At face value, increasing speculative investment in intelligent technologies could stoke cost pressures that feed through into customer premiums. However, the insurance industry is seeking to recoup its tech spend by achieving tighter control over claims fulfilment – its biggest single cost component.
This includes generating efficiencies across the insurance lifecycle, more sophisticated risk modelling and fraud detection capabilities, as well as future-forecasting for new and evolving insurance requirements, from driverless cars to intellectual property.
"When you think about all of the variables that change on a very consistent basis, and the maturity of the insurance market in Australia and New Zealand, minor changes in pricing are going to have massive impacts to the carriers – basically swapping market share," Colby said.
As an example, Colby cited Guidewire's PricingCenter product, where integrating data visibility between an insurer's pricing, actuarial and IT teams has allowed for faster rollout of pricing decisions.
She said the traditional process involved a detailed review of historical data by actuaries, who then shared their findings with the pricing and underwriting teams.

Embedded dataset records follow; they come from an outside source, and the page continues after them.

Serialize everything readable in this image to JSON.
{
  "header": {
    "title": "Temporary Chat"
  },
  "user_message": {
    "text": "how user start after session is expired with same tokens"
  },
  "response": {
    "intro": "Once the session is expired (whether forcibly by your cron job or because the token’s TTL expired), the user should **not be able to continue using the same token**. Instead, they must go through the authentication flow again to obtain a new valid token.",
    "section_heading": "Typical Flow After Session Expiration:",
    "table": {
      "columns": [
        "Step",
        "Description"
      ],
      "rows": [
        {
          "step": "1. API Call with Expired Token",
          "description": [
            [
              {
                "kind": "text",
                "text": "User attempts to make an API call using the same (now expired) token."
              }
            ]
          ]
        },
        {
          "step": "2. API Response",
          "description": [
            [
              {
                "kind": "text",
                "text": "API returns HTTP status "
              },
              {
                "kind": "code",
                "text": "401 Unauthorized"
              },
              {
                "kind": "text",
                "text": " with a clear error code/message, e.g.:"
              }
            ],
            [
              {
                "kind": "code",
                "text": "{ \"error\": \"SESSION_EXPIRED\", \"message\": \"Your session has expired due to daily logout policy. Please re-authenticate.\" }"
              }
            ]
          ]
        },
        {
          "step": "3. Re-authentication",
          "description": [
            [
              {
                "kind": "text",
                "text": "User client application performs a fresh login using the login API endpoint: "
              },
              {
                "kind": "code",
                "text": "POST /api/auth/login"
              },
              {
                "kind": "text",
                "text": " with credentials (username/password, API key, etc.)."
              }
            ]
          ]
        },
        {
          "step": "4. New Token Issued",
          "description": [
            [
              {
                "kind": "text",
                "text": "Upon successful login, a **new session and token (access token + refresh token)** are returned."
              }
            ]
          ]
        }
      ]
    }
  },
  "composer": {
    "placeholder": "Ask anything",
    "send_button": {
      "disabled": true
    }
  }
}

These divisions would then define their risk appetite and finalise pricing decisions, before passing them to IT teams to deploy in ratings engines for the next round of customer quotes.
"That process was typically six to nine months. We've got proof points that that can now be accelerated by up to 90 per cent," said Colby.
"If you have one carrier taking nine months to implement the pricing changes they want, and it's taking another carrier less than a month to do that, that is dramatically different. We just have to be more willing to self-disrupt, which is very scary for a very risk-averse industry."